Flaxley Abbey was purchased in 1648 by the London merchant, lawyer and philosopher James Boevey (1622–1696), with his half-brother William. It subsequently passed to Catherina Boevey, following her brief marriage to William Boevey (James Boevey's son). She bequeathed the house to Thomas Crawley (later styled Crawley-Boevey) on her death in 1727.
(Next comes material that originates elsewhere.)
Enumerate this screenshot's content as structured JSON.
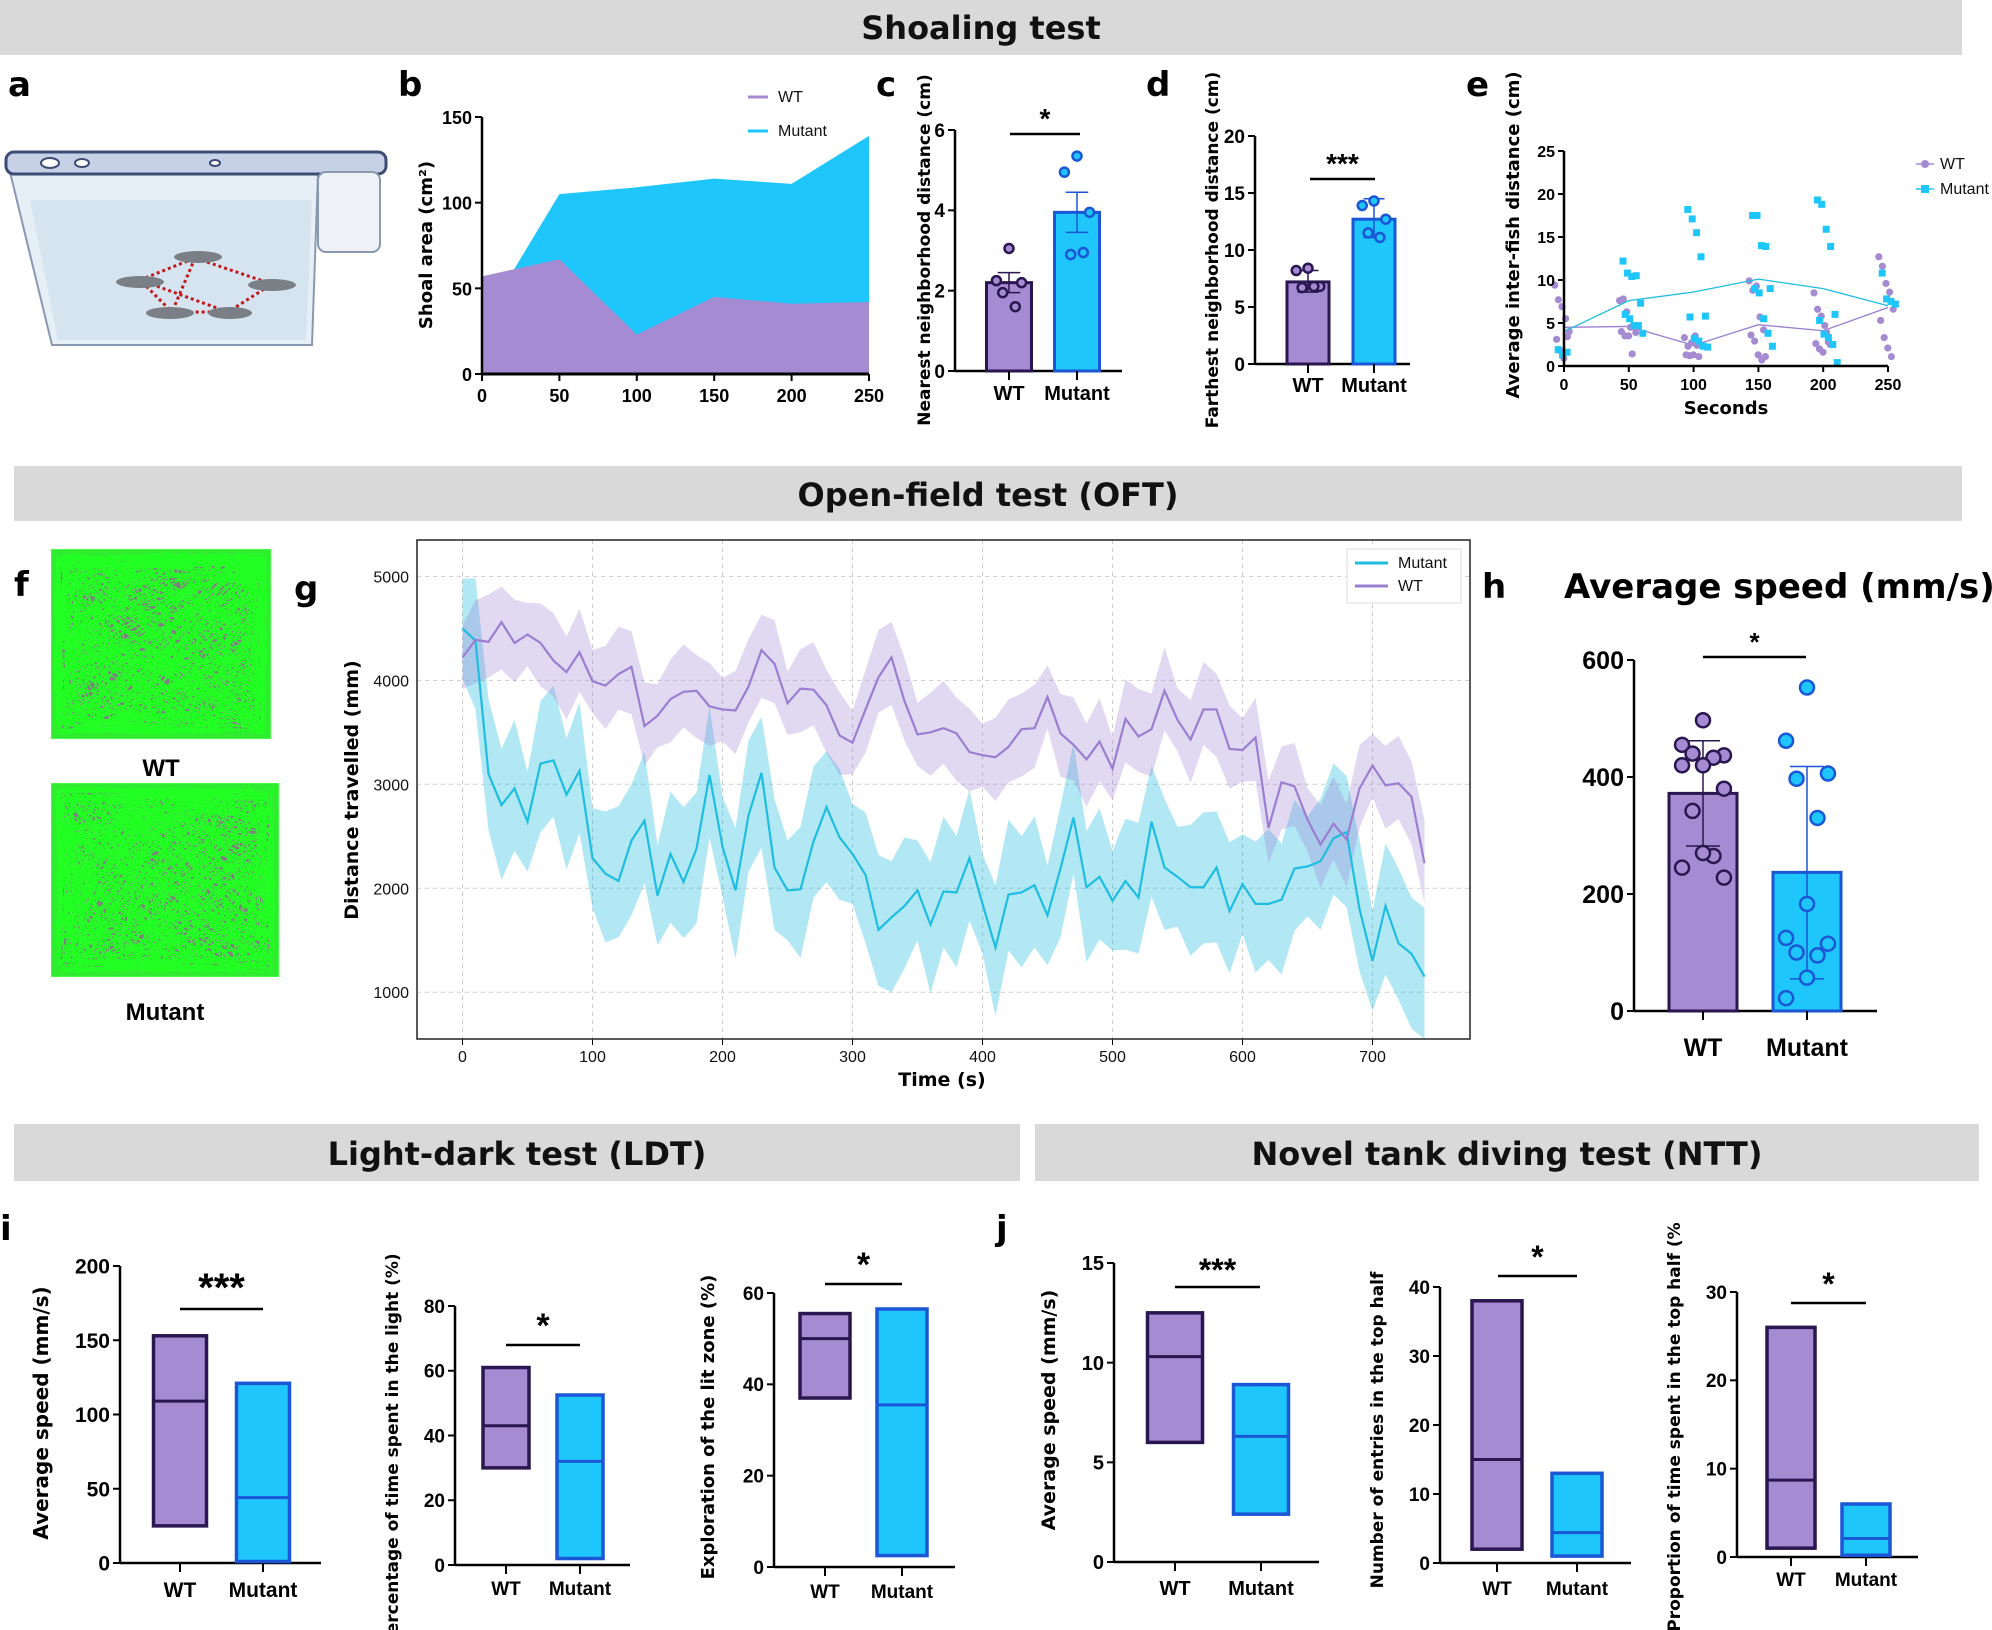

The family succeeded by special remainder to the Crawley-Boevey baronetcy (created in 1784 for Sir Charles Barrow, 1st Baronet who died 1789). During this time the house was substantially rebuilt by the designs of architect Anthony Keck. As baronets the manor and the estate continued to pass down from father to eldest son. Flaxley Abbey remained as the family home until 1960.

==Gardens and landscape==
After the death of William Boevey, his wife Catherina Boevey completed Dutch-style gardens on the grounds of Flaxley Abbey. It is said that Maynard I Colchester, a close friend of Catherina, was influenced by her own canal gardens for his Westbury Court Garden. The layout of the gardens and improvements to Flaxley Abbey were continued by her after her husband's death. However, due to the modification of the land, the Dutch-style gardens at Flaxley Abbey were eventually removed. Between 1962 and 1963 a new modern style garden as well as the manor's interior were redesigned by Oliver Messel.

==Notable visitors==
- King John of England Itinerary of King John.
- Henry III of England
- King Edward III
- Queen Mary in 1945.
| King John of England | Henry III of England | King Edward III of England | Queen Mary |

==Notable residents==
- Matilda Blanche Crawley-Boevey, wife of Victorian businessman William Gibbs of Tyntesfield and daughter of Sir Thomas Crawley-Boevey, 3rd Baronet.
- Arthur William Crawley-Boevey, author, Acting Chief Presidency Magistrate of Bombay, married a daughter of Colonel Robert Phayre in 1883. Service in India from 1868 to 1893. Author of The Cartulary and Historical Notes of the Cistercian Abbey of Flaxley (1887). Son of Sir Martin Hyde Crawley-Boevey, 4th Baronet.
- Sybella Mary Crawley-Boevey, author of Dene Forest Sketches (1888), Beyond Cloudland (1888) and Conscience Makes the Martyr (1894). Daughter of the 4th Baronet.